Here, Plaintiff has failed to establish that failing to provide reasonable accommodations in employment or firing a disabled state employee are violations of the Eighth Amendment, let alone that such rights were clearly established at the time of the alleged adverse employment actions. The basis of Plaintiff's Eighth Amendment claim is not entirely clear from the Complaint, nor does Plaintiff clarify this basis in his response. The Court interprets Plaintiff's claim as one for deliberate indifference of a serious medical need. See ECF No. 1 at ¶¶ 67-71 (alleging that Plaintiff has a serious medical need, that Defendants were aware of this medical need, and that “Defendants acted with deliberate indifference to Plaintiff's medical needs . . .”).

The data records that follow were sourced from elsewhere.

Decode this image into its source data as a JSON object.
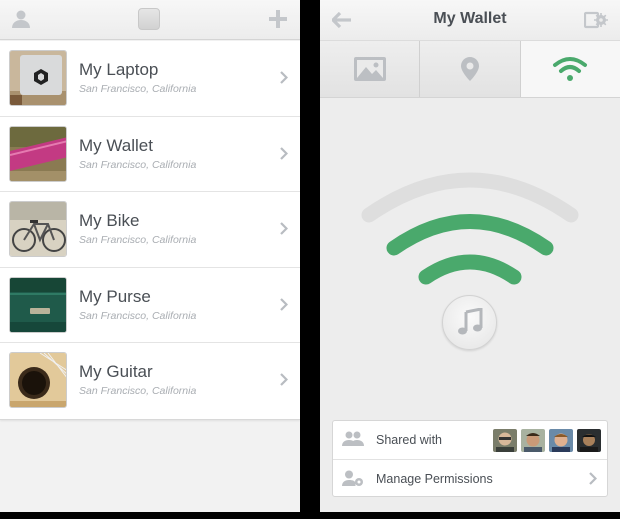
{
  "left": {
    "items": [
      {
        "title": "My Laptop",
        "location": "San Francisco, California",
        "thumb": "laptop-photo"
      },
      {
        "title": "My Wallet",
        "location": "San Francisco, California",
        "thumb": "wallet-photo"
      },
      {
        "title": "My Bike",
        "location": "San Francisco, California",
        "thumb": "bike-photo"
      },
      {
        "title": "My Purse",
        "location": "San Francisco, California",
        "thumb": "purse-photo"
      },
      {
        "title": "My Guitar",
        "location": "San Francisco, California",
        "thumb": "guitar-photo"
      }
    ],
    "icons": [
      "user-icon",
      "photo-chip-icon",
      "plus-icon",
      "chevron-right-icon"
    ]
  },
  "right": {
    "title": "My Wallet",
    "tabs": [
      {
        "icon": "image-icon",
        "active": false
      },
      {
        "icon": "location-pin-icon",
        "active": false
      },
      {
        "icon": "wifi-signal-icon",
        "active": true
      }
    ],
    "shared_label": "Shared with",
    "manage_label": "Manage Permissions",
    "avatar_count": 4
  },
  "colors": {
    "accent_green": "#4aa96c",
    "text": "#4a4f55",
    "subtext": "#a9adb2",
    "icon_gray": "#c4c7cb",
    "bg": "#f2f2f2"
  }
}
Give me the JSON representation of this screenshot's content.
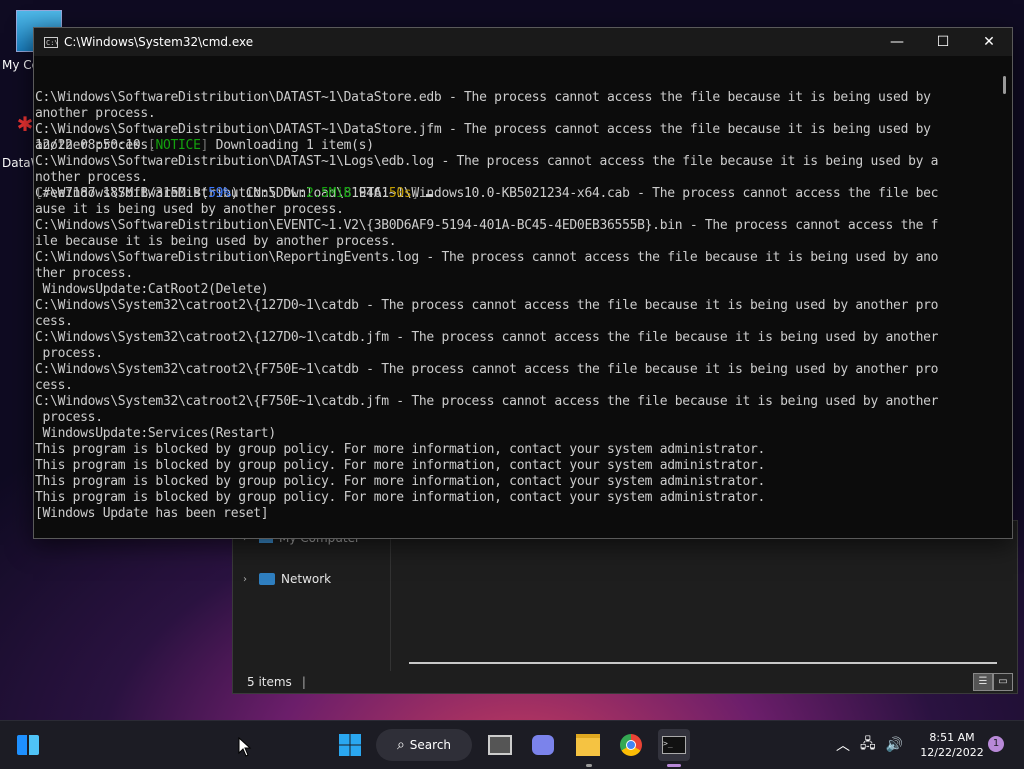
{
  "desktop": {
    "icons": [
      {
        "label": "My Co",
        "icon": "monitor-icon"
      },
      {
        "label": "DataW",
        "icon": "shortcut-icon"
      }
    ]
  },
  "explorer": {
    "nav_items": [
      {
        "label": "My Computer",
        "icon": "computer-icon"
      },
      {
        "label": "Network",
        "icon": "network-icon"
      }
    ],
    "status": "5 items"
  },
  "cmd": {
    "title": "C:\\Windows\\System32\\cmd.exe",
    "controls": {
      "minimize": "—",
      "maximize": "☐",
      "close": "✕"
    },
    "lines": [
      "C:\\Windows\\SoftwareDistribution\\DATAST~1\\DataStore.edb - The process cannot access the file because it is being used by",
      "another process.",
      "C:\\Windows\\SoftwareDistribution\\DATAST~1\\DataStore.jfm - The process cannot access the file because it is being used by",
      "another process.",
      "C:\\Windows\\SoftwareDistribution\\DATAST~1\\Logs\\edb.log - The process cannot access the file because it is being used by a",
      "nother process.",
      "C:\\Windows\\SoftwareDistribution\\Download\\819461~1\\Windows10.0-KB5021234-x64.cab - The process cannot access the file bec",
      "ause it is being used by another process.",
      "C:\\Windows\\SoftwareDistribution\\EVENTC~1.V2\\{3B0D6AF9-5194-401A-BC45-4ED0EB36555B}.bin - The process cannot access the f",
      "ile because it is being used by another process.",
      "C:\\Windows\\SoftwareDistribution\\ReportingEvents.log - The process cannot access the file because it is being used by ano",
      "ther process.",
      " WindowsUpdate:CatRoot2(Delete)",
      "C:\\Windows\\System32\\catroot2\\{127D0~1\\catdb - The process cannot access the file because it is being used by another pro",
      "cess.",
      "C:\\Windows\\System32\\catroot2\\{127D0~1\\catdb.jfm - The process cannot access the file because it is being used by another",
      " process.",
      "C:\\Windows\\System32\\catroot2\\{F750E~1\\catdb - The process cannot access the file because it is being used by another pro",
      "cess.",
      "C:\\Windows\\System32\\catroot2\\{F750E~1\\catdb.jfm - The process cannot access the file because it is being used by another",
      " process.",
      " WindowsUpdate:Services(Restart)",
      "This program is blocked by group policy. For more information, contact your system administrator.",
      "This program is blocked by group policy. For more information, contact your system administrator.",
      "This program is blocked by group policy. For more information, contact your system administrator.",
      "This program is blocked by group policy. For more information, contact your system administrator.",
      "[Windows Update has been reset]",
      ""
    ],
    "notice_line": {
      "time": "12/22 08:50:10 ",
      "open": "[",
      "tag": "NOTICE",
      "close": "]",
      "rest": " Downloading 1 item(s)"
    },
    "progress_line": {
      "open": "[",
      "gid": "#ee7187 187MiB/315MiB(",
      "pct": "59%",
      "mid": ") CN:5 DL:",
      "dl": "2.5MiB",
      "eta_label": " ETA:",
      "eta": "50s",
      "close": "]"
    }
  },
  "taskbar": {
    "search_label": "Search",
    "apps": [
      "widgets-icon",
      "windows-start-icon",
      "task-view-icon",
      "chat-icon",
      "file-explorer-icon",
      "chrome-icon",
      "terminal-icon"
    ],
    "clock_time": "8:51 AM",
    "clock_date": "12/22/2022",
    "notification_count": "1"
  }
}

Even so, claims of deliberate indifference generally-if not always-relate to the treatment of prisoners or pre-trial detainees by state employees or others acting under color of law. The Court has not found-and Plaintiff has not cited to-a single example of any court recognizing an Eighth Amendment deliberate indifference claim raised by a non-incarcerated individual against state employees. On its face, the Eighth Amendment does not appear related to employment at all. Therefore, Plaintiff has not established that a reasonable person would have known that he was violating Plaintiff's Eighth or Fourteenth Amendment rights by firing Plaintiff or otherwise failing to provide Plaintiff with reasonable accommodations in employment. The Court must find that the individual Defendants are entitled to qualified immunity and Count IV against these Defendants will be dismissed for failure to state a claim.
Conclusion
Accordingly, IT IS HEREBY ORDERED that Defendants' Motion to Dismiss is GRANTED. ECF No. 3. Counts I and III of Plaintiff's Complaint against Defendant the Missouri Department of Corrections and Count IV against Defendants David Vandergriff, Jason Jakoubek, James Fox, Randall Odle, Jeremiah Richardson, Kevin Eckhoff, Timothy Brown, Dennis Kirby, and Daniel Adams, in their individual and official capacities, are DISMISSED without prejudice under Federal Rule of Civil Procedure 12(b)(6) for failure to state a claim.